A student reacts as he receives a shot of Covid-19 vaccine during a vaccination drive for children aged 12 to 14 in Bangalore
A student reacts as he receives a shot of Covid-19 vaccine during a vaccination drive for children aged 12 to 14 in Bangalore (EPA)

But despite these accusations, Hindu nationalist prime minister Narendra Modi’s government has cited a low mortality rate to maintain that the country has been successful in tackling the coronavirus pandemic.

A report by the New York Times claimed that WHO's effort to calculate the actual global toll from the pandemic was delayed for “months” because of objections from India over the “calculation of how many of its citizens died and has tried to keep it from becoming public”.

The report comes at a time when WHO chief Tedros Adhanom Ghebreyesus is on a three-day visit to India.

Rebutting the accusations, the federal health ministry in a statement said: “India’s basic objection has not been with the result (whatever they might have been), but rather the methodology adopted for the same.”

If the model is reliable, then “it should be authenticated by running it for all Tier I countries and if the result of such exercise may be shared with all member states”, it added.

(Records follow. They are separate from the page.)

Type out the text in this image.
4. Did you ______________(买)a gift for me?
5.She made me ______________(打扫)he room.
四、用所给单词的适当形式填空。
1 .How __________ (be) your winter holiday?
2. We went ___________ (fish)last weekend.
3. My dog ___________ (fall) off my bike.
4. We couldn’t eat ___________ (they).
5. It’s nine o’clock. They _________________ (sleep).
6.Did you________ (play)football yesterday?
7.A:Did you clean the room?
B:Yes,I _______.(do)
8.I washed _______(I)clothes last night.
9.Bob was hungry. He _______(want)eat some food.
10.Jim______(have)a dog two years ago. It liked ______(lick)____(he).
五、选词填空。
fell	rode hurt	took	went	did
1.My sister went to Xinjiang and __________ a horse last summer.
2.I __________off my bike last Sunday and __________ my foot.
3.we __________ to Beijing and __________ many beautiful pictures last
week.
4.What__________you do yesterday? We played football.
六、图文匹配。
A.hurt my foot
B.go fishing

New Delhi has failed to submit its entire mortality data to the health organisation for the past two years, forcing researchers to use numbers gathered from at least 12 states, including those with large numbers of undercounted deaths, the New York Times reported.

“We stress that for India the global predictive covariate model is not used and so the estimates of excess mortality are based on data from India only,” the WHO researchers countered, according to Hindustan Times.

WHO's findings are in line with earlier studies that pegged the actual number of deaths in India to be 10 times higher than the official figures.

A report co-published by India's former chief economic adviser Arvind Subramanian suggested that the gap between the official number and the actual toll could be anywhere between three million and 4.7 million between January 2020 and June 2021.

India had also rejected two other studies published in the journals Science and The Lancet that concluded the actual mortality figures could be much higher.